Finding that none of the cases cited by the Parties relating to Expert witnesses were analogous or dispositive to the issue in Homer, Judge Fischer then patrolled rulings in other jurisdiction, noting that four approaches were marshalled in other jurisdictions, to include:

  • Some jurisdictions have a blanket prohibition on introducing evidence of litigation conduct to show an Insurer’s bad faith;
  • Another approach, adopted in California, allows for the introduction of unreasonable settlement behavior that occurs after suit has been filed, while prohibiting the admission of litigation conduct, techniques, and strategies;
  • A more permissive approach, allowed in West Virginia, permits the introduction of litigation strategies and techniques as long as the Insurer knowingly encouraged, directed, and participated in and/or ratified the alleged wrongful conduct; and,
  • A fourth approach, which appears to be the majority approach, allows evidence of litigation conduct to be admissible as evidence of bad faith in “rare cases involving extraordinary facts.” Sinclair v. Zurich American Insurance, 0129 F. Supp. 3d 1252 (D.N.N. 2015).

The fourth approach allows for the possibility that particularly egregious litigation conduct might constitute bad faith, but places significant emphasis on the interest of Insurers in defending themselves, the responsibility of their Attorneys to zealously represent them, the risk of confusion to the Jury, and the ability of Courts and Rules of Civil Procedure to remedy most litigation abuses.

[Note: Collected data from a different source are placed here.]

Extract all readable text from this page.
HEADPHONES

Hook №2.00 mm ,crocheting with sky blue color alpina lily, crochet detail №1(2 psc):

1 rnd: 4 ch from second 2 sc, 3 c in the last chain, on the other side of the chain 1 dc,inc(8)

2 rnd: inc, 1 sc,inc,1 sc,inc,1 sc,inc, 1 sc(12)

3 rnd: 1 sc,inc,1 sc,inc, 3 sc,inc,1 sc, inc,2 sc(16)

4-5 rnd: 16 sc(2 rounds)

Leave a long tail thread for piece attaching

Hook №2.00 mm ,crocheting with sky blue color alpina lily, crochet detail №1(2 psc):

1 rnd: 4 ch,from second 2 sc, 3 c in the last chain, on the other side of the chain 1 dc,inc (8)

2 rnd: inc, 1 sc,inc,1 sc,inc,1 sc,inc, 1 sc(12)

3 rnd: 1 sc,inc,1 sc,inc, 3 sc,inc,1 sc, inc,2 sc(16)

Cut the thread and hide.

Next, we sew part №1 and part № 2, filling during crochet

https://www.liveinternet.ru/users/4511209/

Considering which approach might be adopted by the Pennsylvania Supreme Court, Judge Fischer believed that the Pennsylvania Supreme Court would adopt the fourth approach, that evidence of litigation conduct can be admissible as evidence of bad faith, but only in “rare cases involving extraordinary facts.”

In Homer, Judge Fischer explained that this approach most effectively balances an Insurer’s interest in being able to defend itself, and it allows Courts, through application of Rules of Civil Procedure, to handle most litigation abuses.

Concluding that Pennsylvania precedents are more consistent with the fourth approach, as outlined in Sinclair, that evidence of litigation conduct is admissible as evidence of bad faith, but only in “rare cases involving extraordinary facts.”  Judge Fischer was unable to conclude that Nationwide’s reliance upon its medical Experts constituted bad faith, or an abuse of litigation tactic.  The same conclusion was drawn with regard to Nationwide’s closing argument at Trial.

For those reasons, Judge Fischer concluded that there was no actual basis for asserting bad faith in the context of either Nationwide’s use of its medical Experts for Trial evidence, or in terms of its closing argument before the Jury.

Judge Fischer also concluded that there was no basis for concluding that Nationwide’s filing of its Motion to Mold the Verdict, to the $300,000.00 agreed to under the Parties’ Binding Agreement, constituted bad faith, nor did Nationwide’s decision to file a Motion to Dismiss Plaintiff’s bad faith Complaint.

Not unlike Odysseus in Homer’s Odyssey, Judge Fischer nailed a bulls eye in molding the Verdict, and denying Plaintiff’s bad faith claims.